On Wednesday, the United Nations Environment Program issued a report showing that the world has made significant progress on only four of the 90 most important environmental objectives agreed on through the U.N. process. Gains have come in eliminating ozone-depleting substances, phasing out lead in gasoline, increasing access to water supplies and encouraging research into marine pollutants. In most other categories — including protecting plant and animal species, curbing marine pollution and conserving water supplies — humanity is falling short.
“If current trends continue, if current patterns of production and consumption of natural resources prevail and cannot be reversed and ‘decoupled,’ then governments will preside over unprecedented levels of damage and degradation,” UNEP Executive Director Achim Steiner said in a statement.
The journal Nature published a series of articles Wednesday on the precarious state of the planet, including a study that warns that the world could be approaching a tipping point at which human activities cause a “planetary-scale critical transition” to a different environment.
Twenty years ago, the Rio Earth Summit produced three major treaties intended to head off these kinds of dire outcomes, including the U.N. Framework Convention on Climate Change and the U.N. Convention on Biodiversity. Although the global community has failed to achieve the goals set out by those accords, the meeting was seen as a critical moment at which environmental concerns took center stage in global policymaking.
But even the most prominent proponents of the U.N. Conference on Sustainable Development, which will take place June 20-22 in Rio de Janeiro, do not expect this gathering to produce a significant global agreement. “As things currently stand, we are facing two likely scenarios — an agreement so weak it is meaningless, or complete collapse,” Jim Leape, director general of the World Wildlife Fund, said in a statement Tuesday. “Neither of these options would give the world what it needs.”
“When they gather in Rio, governments must restrain the flow of weasel words that is threatening to emasculate any agreement,” Leape added. “We do need these moments to sit back and reflect on where we are, and where we’re going,” said Frances Beinecke, president of the Natural Resources Defense Council, adding that pledges by world leaders at these meetings often fail to materialize later on. “They don’t translate into action in the way that we would hope.”
In the meantime, however, researchers continue to publish sobering findings. The UNEP report noted that indoor air pollution from fine particles — emitted from cookstoves and other sources — causes nearly 2 million premature deaths a year, including 900,000 deaths in children younger than 5.

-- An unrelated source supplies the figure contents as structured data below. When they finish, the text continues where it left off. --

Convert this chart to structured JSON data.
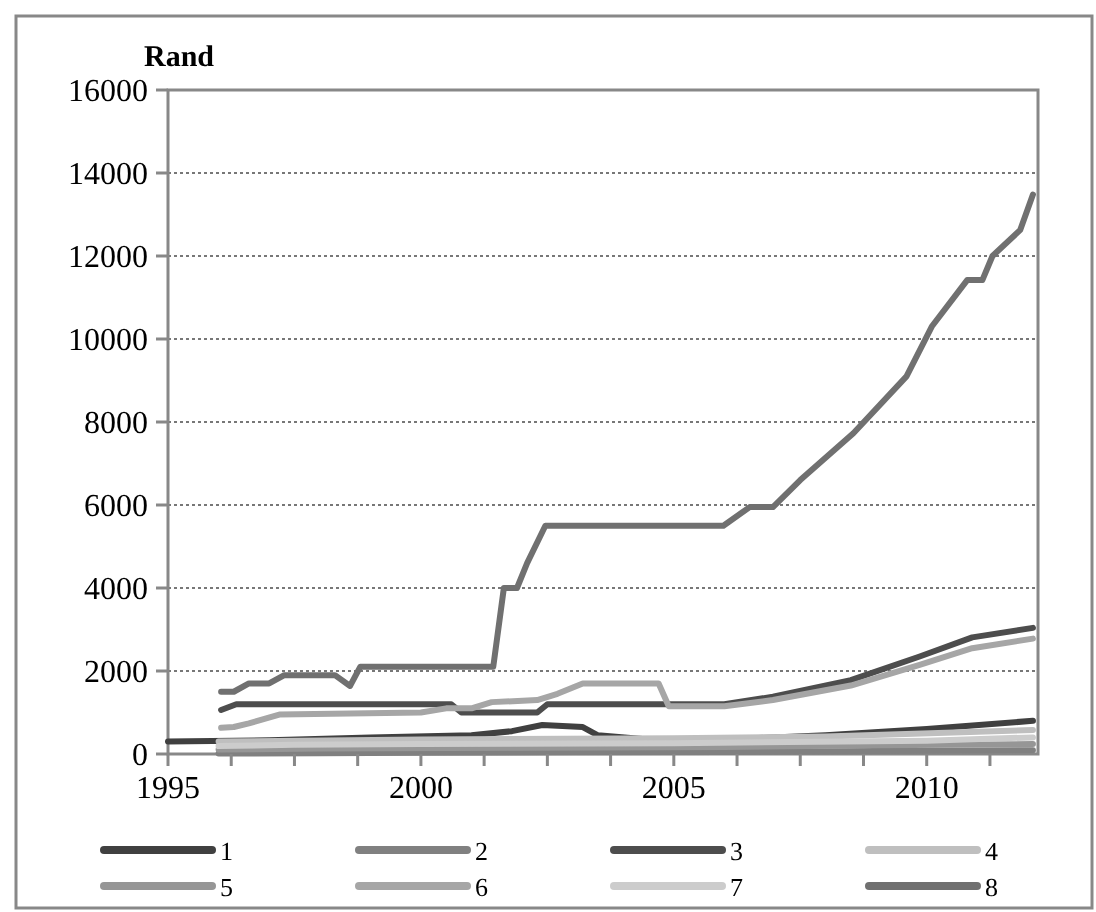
{
  "chart_data": {
    "type": "line",
    "ylabel": "Rand",
    "xlim": [
      1995,
      2012.2
    ],
    "ylim": [
      0,
      16000
    ],
    "xticks": [
      1995,
      {
        "value": 1996.25,
        "label": null
      },
      {
        "value": 1997.5,
        "label": null
      },
      {
        "value": 1998.75,
        "label": null
      },
      2000,
      {
        "value": 2001.25,
        "label": null
      },
      {
        "value": 2002.5,
        "label": null
      },
      {
        "value": 2003.75,
        "label": null
      },
      2005,
      {
        "value": 2006.25,
        "label": null
      },
      {
        "value": 2007.5,
        "label": null
      },
      {
        "value": 2008.75,
        "label": null
      },
      2010,
      {
        "value": 2011.25,
        "label": null
      }
    ],
    "yticks": [
      0,
      2000,
      4000,
      6000,
      8000,
      10000,
      12000,
      14000,
      16000
    ],
    "grid": "y",
    "legend": "bottom",
    "line_style": "solid",
    "marker": "none",
    "series": [
      {
        "name": "1",
        "color": "#404040",
        "x": [
          1995,
          1997,
          1999,
          2001,
          2001.8,
          2002.4,
          2003.2,
          2003.5,
          2004.5,
          2006,
          2008,
          2010,
          2012.1
        ],
        "values": [
          300,
          330,
          400,
          450,
          550,
          700,
          650,
          450,
          350,
          350,
          450,
          600,
          800
        ]
      },
      {
        "name": "2",
        "color": "#808080",
        "x": [
          1996,
          1998,
          2000,
          2003,
          2006,
          2009,
          2012.1
        ],
        "values": [
          10,
          20,
          30,
          40,
          50,
          70,
          90
        ]
      },
      {
        "name": "3",
        "color": "#4d4d4d",
        "x": [
          1996.05,
          1996.35,
          2000.6,
          2000.8,
          2001.4,
          2002.3,
          2002.5,
          2006,
          2006.96,
          2008.5,
          2009.86,
          2010.9,
          2012.1
        ],
        "values": [
          1060,
          1200,
          1200,
          1000,
          1000,
          1000,
          1200,
          1200,
          1380,
          1780,
          2350,
          2810,
          3040
        ]
      },
      {
        "name": "4",
        "color": "#bfbfbf",
        "x": [
          1996,
          2000,
          2005,
          2008,
          2012.1
        ],
        "values": [
          300,
          350,
          380,
          420,
          580
        ]
      },
      {
        "name": "5",
        "color": "#969696",
        "x": [
          1996,
          1998,
          2002,
          2006,
          2009,
          2012.1
        ],
        "values": [
          110,
          130,
          150,
          170,
          210,
          240
        ]
      },
      {
        "name": "6",
        "color": "#a6a6a6",
        "x": [
          1996.05,
          1996.3,
          1996.6,
          1997.2,
          2000,
          2000.5,
          2001,
          2001.4,
          2002.3,
          2002.7,
          2003.2,
          2004.7,
          2004.9,
          2006,
          2006.96,
          2008.5,
          2009.86,
          2010.9,
          2012.1
        ],
        "values": [
          630,
          650,
          740,
          950,
          1000,
          1100,
          1100,
          1250,
          1300,
          1450,
          1700,
          1700,
          1150,
          1150,
          1300,
          1650,
          2150,
          2550,
          2780
        ]
      },
      {
        "name": "7",
        "color": "#cccccc",
        "x": [
          1996,
          1997.5,
          2000,
          2005,
          2010,
          2012.1
        ],
        "values": [
          190,
          220,
          240,
          260,
          320,
          400
        ]
      },
      {
        "name": "8",
        "color": "#707070",
        "x": [
          1996.05,
          1996.3,
          1996.6,
          1997,
          1997.3,
          1998.3,
          1998.6,
          1998.8,
          2001.43,
          2001.64,
          2001.9,
          2002.1,
          2002.46,
          2005.98,
          2006.5,
          2006.96,
          2007.5,
          2008.55,
          2009.6,
          2010.1,
          2010.8,
          2011.1,
          2011.3,
          2011.85,
          2012.1
        ],
        "values": [
          1500,
          1500,
          1700,
          1700,
          1900,
          1900,
          1640,
          2100,
          2100,
          4000,
          4000,
          4600,
          5500,
          5500,
          5950,
          5950,
          6600,
          7730,
          9100,
          10300,
          11420,
          11420,
          12000,
          12630,
          13480
        ]
      }
    ]
  }
}
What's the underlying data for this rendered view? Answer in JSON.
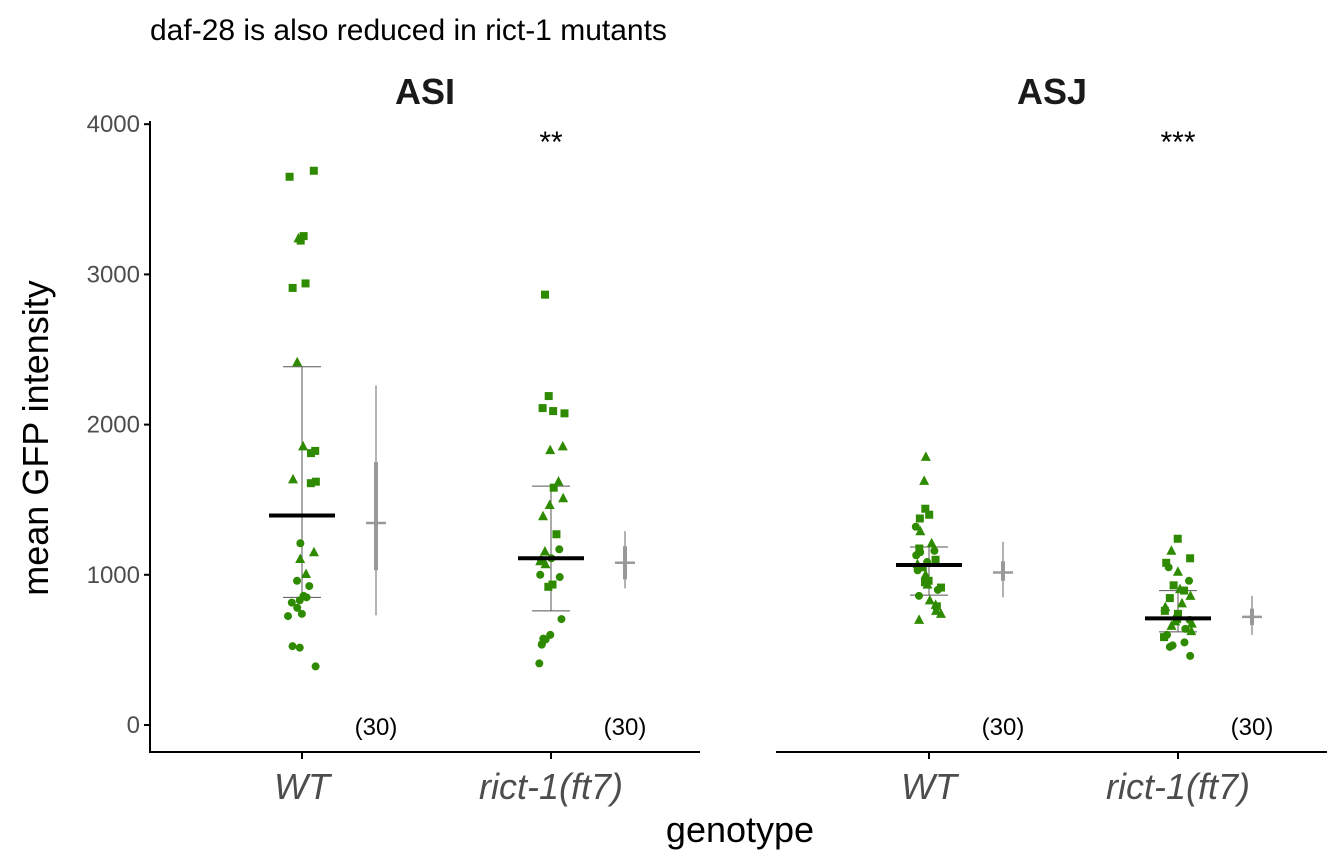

The world missed its U.N. target for achieving a significant cut in the loss of species by 2010, it added.
In some ways, global connectivity and rising incomes are helping fuel these problems. One paper Nature published Wednesday, authored by six researchers from Australia, Japan and Italy, found that 30 percent of the threats facing species worldwide stem from international trade, whether it is palm oil production or mining.
The most daunting assessment may have come from a team of 22 scientists from five nations that warned that humans have radically changed 43 percent of the Earth’s surface from its natural state, far outpacing the 30 percent change that helped trigger the last planetary-scale environmental shift roughly 11,000 years ago, when glaciers advanced and then retreated.